Three outlets said their websites recently became unavailable to local readers: Interlignes Algérie on July 25, Observ’Algérie on August 1, and Algérie Patriotique on August 5, according to statements published online or emailed to CPJ. None of the sites were informed of any official restriction, according to the Algiers-based El Watan daily newspaper and the local news website Algérie Focus, which characterized the development as arbitrary censorship targeting electronic media.
The Tout Sur l’Algérie and Algérie Part news websites also remain blocked since CPJ first reported the apparent censorship in June, according to a message to CPJ from Tout Sur l’Algérie director Lounes Guemache today.
“It is no accident that several Algerian online news outlets are reporting disruptions during a historic protest movement,” said CPJ Middle East and North Africa Program Coordinator Sherif Mansour. “Authorities and telecommunications companies in Algeria must put an end to arbitrary, opaque restrictions on digital news.”
An English-language statement emailed to CPJ by Interlignes’ editorial team on July 31 said their website “is no longer accessible from Algeria, particularly users of ADSL and 4G Internet can’t access the content.” The statement said readers needed to use virtual private networks (VPNs), which mask the user’s location, in order to circumvent the block.
Observ’Algérie stated online on August 1 that its website was inaccessible on mobile and fixed-line internet connections operated by Algérie Télécom, the state-owned telecommunications company. Algérie Patriotique stated in an August 5 Facebook post that its website was “blocked by the authority in Algeria” and was only accessible by VPN or from abroad.
Guemache told CPJ today that he could not access any of the five websites from an Algérie Télécom fixed-line connection, or on mobile connections operated by private companies Ooredoo and Djezzy, except Algérie Part, which was only accessible via Djezzy.

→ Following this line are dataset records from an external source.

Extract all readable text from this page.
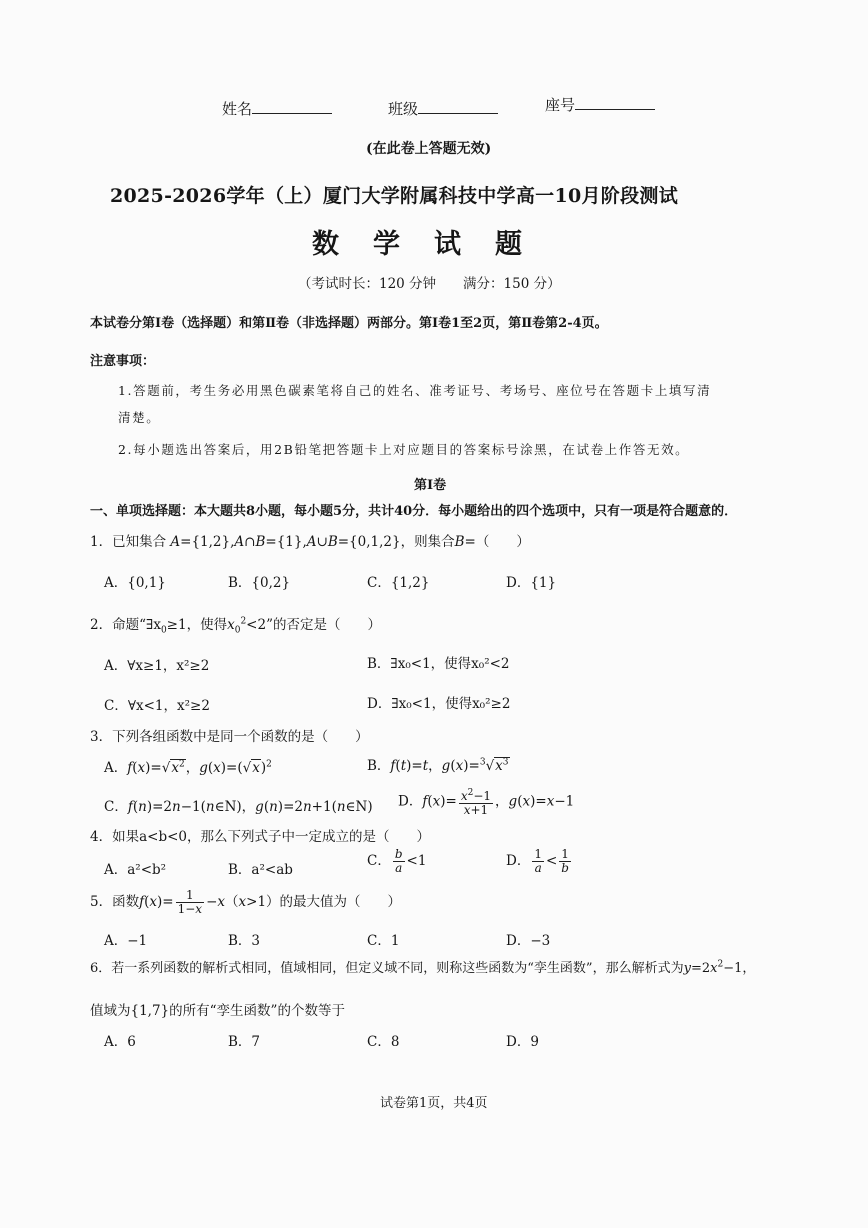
姓名	班级	座号
(在此卷上答题无效)
2025-2026学年（上）厦门大学附属科技中学高一10月阶段测试
数学试题
（考试时长：120 分钟　　满分：150 分）
本试卷分第Ⅰ卷（选择题）和第Ⅱ卷（非选择题）两部分。第Ⅰ卷1至2页，第Ⅱ卷第2-4页。
注意事项：
1.答题前，考生务必用黑色碳素笔将自己的姓名、准考证号、考场号、座位号在答题卡上填写清
清楚。
2.每小题选出答案后，用2B铅笔把答题卡上对应题目的答案标号涂黑，在试卷上作答无效。
第Ⅰ卷
一、单项选择题：本大题共8小题，每小题5分，共计40分．每小题给出的四个选项中，只有一项是符合题意的．
1．已知集合 A={1,2},A∩B={1},A∪B={0,1,2}，则集合B=（　　）
A．{0,1}	B．{0,2}	C．{1,2}	D．{1}
2．命题“$\exists x_0\ge 1$，使得$x_0^2<2$”的否定是（　　）
A．∀x≥1，x²≥2	B．∃x₀<1，使得x₀²<2
C．∀x<1，x²≥2	D．∃x₀<1，使得x₀²≥2
3．下列各组函数中是同一个函数的是（　　）
A．$f(x)=√x^2$，$g(x)=(√x)^2$	B．f(t)=t，$g(x)=^3√x^3$
C．f(n)=2n−1(n∈N)，g(n)=2n+1(n∈N) D．$f(x)= \frac{x^2-1}{x+1}$ ，g(x)=x−1
4．如果a<b<0，那么下列式子中一定成立的是（　　）
A．a²<b²	B．a²<ab
C． $\frac{b}{a} <1$	D． $\frac{1}{a} < \frac{1}{b}$
5．函数$f(x)= \frac{1}{1-x} -x(x>1)$的最大值为（　　）
A．−1	B．3	C．1	D．−3
6．若一系列函数的解析式相同，值域相同，但定义域不同，则称这些函数为“孪生函数”，那么解析式为$y=2x^2-1$，
值域为{1,7}的所有“孪生函数”的个数等于
A．6	B．7	C．8	D．9
试卷第1页，共4页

CPJ accessed all five websites from the United States and Spain.
On August 6, Karim Younes, coordinator of a national dialogue formed by Algerian interim President Abdelkader Bensalah to end the country’s political crisis, called the restrictions “unbelievable” in an interview with Algerian radio broadcaster Radio M, adding he does not agree with “blocking” media outlets.

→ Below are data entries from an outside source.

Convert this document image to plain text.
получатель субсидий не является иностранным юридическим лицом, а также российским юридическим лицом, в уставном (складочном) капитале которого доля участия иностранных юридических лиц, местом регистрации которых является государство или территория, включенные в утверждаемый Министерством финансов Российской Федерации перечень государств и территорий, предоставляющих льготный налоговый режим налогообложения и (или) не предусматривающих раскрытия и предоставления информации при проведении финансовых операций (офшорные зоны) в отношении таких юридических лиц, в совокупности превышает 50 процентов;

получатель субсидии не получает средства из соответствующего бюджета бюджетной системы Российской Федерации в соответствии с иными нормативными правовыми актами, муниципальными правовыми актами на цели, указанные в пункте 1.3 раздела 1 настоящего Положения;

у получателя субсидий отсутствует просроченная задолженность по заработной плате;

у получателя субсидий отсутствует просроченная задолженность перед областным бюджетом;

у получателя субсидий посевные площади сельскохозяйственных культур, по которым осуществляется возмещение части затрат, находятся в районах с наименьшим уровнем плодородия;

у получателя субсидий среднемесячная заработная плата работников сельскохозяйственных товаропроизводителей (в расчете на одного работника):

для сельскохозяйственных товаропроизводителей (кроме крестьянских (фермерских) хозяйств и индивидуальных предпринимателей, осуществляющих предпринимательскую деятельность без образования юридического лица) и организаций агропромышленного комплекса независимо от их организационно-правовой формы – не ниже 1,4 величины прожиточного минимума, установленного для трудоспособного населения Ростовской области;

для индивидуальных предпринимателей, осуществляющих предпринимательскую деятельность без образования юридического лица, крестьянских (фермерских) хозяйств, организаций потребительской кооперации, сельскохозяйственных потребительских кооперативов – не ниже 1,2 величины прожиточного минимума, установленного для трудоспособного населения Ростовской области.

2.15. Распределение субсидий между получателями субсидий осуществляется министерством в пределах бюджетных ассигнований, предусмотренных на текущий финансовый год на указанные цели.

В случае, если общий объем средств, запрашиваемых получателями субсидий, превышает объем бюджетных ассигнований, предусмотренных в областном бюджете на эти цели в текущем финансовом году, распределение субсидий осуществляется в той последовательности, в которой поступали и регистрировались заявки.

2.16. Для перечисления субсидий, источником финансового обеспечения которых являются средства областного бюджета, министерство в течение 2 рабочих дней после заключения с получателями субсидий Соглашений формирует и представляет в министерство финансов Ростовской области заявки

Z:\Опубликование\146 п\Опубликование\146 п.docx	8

YouTube, Google Translate, Hangouts, and other Google services were separately inaccessible nationwide for several hours on August 8 in an outage “consistent with methods used to restrict online content,” according to digital rights group NetBlocks; OONI Explorer, which documents network measurements, also recorded a “sign of network tampering or censorship” affecting YouTube that day. A France24 report said that the disruption followed a video broadcast in which Algeria’s former Minister of Defense Khaled Nezzar urged the country’s military authorities to “answer to the people’s demands.”
Google, which owns YouTube, did not immediately respond to CPJ’s emailed request for comment.
Algeria’s Ministry of Communications did not answer CPJ’s request for comment submitted via its website form in June, or a follow-up request sent in August. Algérie Télécom did not respond to two CPJ emails requesting comment.